Up until now some attempts have been made in connecting D4R units in a controllable fashion, one of which by the connection with silicone linkers. Some of the reported materials were synthesized by reacting bifunctional silanes with the D4R units of a cyclosilicate hydrate. The large amounts of water molecules present in previously available D4R sources, however, rendered controlling the length of the silicone linkers very difficult, due to undesired side reactions of the silane reagent with water. Cyclosilicate hydrate chemistry does, however, provide hints at lowering the water content in the precursor material.
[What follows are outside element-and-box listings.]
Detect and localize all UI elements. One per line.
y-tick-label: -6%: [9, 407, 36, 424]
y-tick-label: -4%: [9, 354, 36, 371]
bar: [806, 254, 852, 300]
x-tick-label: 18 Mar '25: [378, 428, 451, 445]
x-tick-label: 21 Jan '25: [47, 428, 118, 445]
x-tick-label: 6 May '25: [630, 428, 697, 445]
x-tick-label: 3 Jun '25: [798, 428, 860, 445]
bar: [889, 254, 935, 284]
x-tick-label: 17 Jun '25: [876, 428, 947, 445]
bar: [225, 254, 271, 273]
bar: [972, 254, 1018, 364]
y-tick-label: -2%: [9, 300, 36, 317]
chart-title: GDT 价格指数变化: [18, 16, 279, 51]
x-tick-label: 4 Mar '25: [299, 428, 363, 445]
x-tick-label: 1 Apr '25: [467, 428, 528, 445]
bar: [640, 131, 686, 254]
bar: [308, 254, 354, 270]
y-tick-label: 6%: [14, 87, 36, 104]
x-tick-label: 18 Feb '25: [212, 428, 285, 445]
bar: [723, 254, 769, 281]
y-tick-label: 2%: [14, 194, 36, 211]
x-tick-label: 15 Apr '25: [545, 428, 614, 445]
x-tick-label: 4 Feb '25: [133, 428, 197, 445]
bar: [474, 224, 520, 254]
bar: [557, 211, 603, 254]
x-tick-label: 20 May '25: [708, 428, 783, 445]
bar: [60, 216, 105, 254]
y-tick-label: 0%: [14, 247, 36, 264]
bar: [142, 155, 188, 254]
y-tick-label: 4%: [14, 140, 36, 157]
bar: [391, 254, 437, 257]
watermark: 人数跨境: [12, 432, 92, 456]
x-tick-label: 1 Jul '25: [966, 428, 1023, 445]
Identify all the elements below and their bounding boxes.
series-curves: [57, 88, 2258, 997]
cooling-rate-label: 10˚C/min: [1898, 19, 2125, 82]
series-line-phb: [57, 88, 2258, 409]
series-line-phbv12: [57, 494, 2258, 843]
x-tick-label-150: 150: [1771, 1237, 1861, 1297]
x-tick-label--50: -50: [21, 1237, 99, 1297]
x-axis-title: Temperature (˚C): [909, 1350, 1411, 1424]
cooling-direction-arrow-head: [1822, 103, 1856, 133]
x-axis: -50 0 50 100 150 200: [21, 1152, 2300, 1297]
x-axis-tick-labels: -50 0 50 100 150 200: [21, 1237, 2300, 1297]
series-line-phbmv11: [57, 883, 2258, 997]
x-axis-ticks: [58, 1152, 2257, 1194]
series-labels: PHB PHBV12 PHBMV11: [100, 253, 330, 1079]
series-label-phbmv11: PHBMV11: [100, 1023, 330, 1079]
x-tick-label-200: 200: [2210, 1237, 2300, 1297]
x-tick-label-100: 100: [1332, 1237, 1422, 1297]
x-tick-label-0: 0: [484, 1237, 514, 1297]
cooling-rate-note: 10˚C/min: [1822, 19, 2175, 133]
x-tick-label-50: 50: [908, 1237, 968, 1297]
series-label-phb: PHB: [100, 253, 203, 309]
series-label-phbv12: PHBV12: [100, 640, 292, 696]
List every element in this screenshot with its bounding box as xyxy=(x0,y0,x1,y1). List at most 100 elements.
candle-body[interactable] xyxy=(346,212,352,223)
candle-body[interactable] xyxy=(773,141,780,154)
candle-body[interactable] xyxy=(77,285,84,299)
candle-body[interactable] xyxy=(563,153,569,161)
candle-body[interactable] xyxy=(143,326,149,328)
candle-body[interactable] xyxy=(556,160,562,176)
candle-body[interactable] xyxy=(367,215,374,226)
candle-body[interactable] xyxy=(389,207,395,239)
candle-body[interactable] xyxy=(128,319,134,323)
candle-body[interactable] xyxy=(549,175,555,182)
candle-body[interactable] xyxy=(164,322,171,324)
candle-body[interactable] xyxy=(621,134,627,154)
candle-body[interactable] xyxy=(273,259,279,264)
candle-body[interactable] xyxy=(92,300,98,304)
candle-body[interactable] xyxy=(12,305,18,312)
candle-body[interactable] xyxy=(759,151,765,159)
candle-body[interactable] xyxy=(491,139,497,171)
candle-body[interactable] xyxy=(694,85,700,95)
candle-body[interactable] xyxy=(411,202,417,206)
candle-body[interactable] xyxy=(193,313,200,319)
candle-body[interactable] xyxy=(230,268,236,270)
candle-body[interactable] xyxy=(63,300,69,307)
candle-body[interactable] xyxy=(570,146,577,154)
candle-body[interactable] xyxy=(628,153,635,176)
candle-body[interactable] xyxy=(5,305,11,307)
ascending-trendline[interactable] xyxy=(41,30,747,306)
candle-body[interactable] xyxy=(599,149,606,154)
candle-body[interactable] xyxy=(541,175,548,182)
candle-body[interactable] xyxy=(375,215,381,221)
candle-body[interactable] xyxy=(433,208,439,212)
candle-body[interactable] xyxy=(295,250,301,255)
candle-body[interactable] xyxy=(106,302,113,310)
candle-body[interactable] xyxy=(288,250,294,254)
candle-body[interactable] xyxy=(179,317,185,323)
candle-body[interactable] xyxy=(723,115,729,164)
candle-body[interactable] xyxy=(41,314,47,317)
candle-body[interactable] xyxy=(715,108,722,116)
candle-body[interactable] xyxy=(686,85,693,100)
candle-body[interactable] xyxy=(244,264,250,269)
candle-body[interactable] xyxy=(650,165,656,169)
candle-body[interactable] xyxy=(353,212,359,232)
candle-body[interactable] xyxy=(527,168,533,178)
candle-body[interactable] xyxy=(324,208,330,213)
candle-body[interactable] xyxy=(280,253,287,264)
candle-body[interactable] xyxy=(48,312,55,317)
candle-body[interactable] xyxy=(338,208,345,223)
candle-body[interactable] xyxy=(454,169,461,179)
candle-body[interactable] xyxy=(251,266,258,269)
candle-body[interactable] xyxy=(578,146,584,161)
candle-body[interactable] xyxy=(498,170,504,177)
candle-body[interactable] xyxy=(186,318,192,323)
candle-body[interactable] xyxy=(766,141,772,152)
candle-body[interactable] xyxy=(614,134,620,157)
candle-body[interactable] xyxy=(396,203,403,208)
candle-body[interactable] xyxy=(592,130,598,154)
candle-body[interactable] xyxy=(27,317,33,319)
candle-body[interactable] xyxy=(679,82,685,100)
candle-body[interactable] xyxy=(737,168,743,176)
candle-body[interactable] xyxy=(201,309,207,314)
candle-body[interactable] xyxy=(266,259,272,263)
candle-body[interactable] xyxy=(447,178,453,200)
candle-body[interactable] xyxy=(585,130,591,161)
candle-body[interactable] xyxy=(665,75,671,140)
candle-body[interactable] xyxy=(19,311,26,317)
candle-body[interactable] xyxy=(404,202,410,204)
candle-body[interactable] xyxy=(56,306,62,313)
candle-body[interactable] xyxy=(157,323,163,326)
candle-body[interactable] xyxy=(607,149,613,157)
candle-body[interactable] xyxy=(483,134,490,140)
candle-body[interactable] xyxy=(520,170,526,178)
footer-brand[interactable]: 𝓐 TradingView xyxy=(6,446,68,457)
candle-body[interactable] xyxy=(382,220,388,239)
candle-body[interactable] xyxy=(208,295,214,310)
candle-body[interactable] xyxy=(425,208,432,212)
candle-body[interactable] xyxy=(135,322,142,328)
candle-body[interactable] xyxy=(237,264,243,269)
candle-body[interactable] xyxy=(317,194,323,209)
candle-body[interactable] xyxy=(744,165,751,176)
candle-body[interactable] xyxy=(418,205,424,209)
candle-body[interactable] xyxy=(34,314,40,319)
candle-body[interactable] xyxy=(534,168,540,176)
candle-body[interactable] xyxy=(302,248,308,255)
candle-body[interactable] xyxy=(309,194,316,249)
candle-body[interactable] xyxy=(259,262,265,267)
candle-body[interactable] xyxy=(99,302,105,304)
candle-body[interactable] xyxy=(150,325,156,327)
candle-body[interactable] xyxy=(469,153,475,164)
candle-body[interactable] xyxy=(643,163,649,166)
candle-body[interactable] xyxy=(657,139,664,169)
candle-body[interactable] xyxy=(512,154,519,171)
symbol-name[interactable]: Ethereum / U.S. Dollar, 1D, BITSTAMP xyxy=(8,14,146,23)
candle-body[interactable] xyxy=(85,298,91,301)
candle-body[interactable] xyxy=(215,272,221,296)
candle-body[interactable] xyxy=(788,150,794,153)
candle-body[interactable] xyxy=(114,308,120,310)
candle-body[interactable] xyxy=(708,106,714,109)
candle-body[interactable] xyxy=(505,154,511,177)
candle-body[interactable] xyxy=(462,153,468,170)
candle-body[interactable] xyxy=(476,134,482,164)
Cyclosilicate hydrate structures made in the presence of hexamethyleneimine or tetrabutylammonium hydroxide both consist out of hydrogen bonded D4R units and contain much less water compared to conventionally used D4R sources. In this doctoral research, the possibility of using these alternative precursor materials as D4R source to synthesize D4R-silicone copolymers while exerting some control on the length of the connecting silicone linkers, was investigated. This approach has proven succesful and the resulting copolymers are referred to as polyoligosiloxysilicones, or POSiSils in short.

This work has opened the way to the new family of POSiSil materials, situated next to existing families of nanoporous materials such as zeolites and metalorganic frameworks (MOFs). The variability of cyclosilicate and linkers makes the POSiSil family potentially as large as the latter families. By applying the principles of network design, a near infinite amount of members of this new class of materials can in principle be made available for application.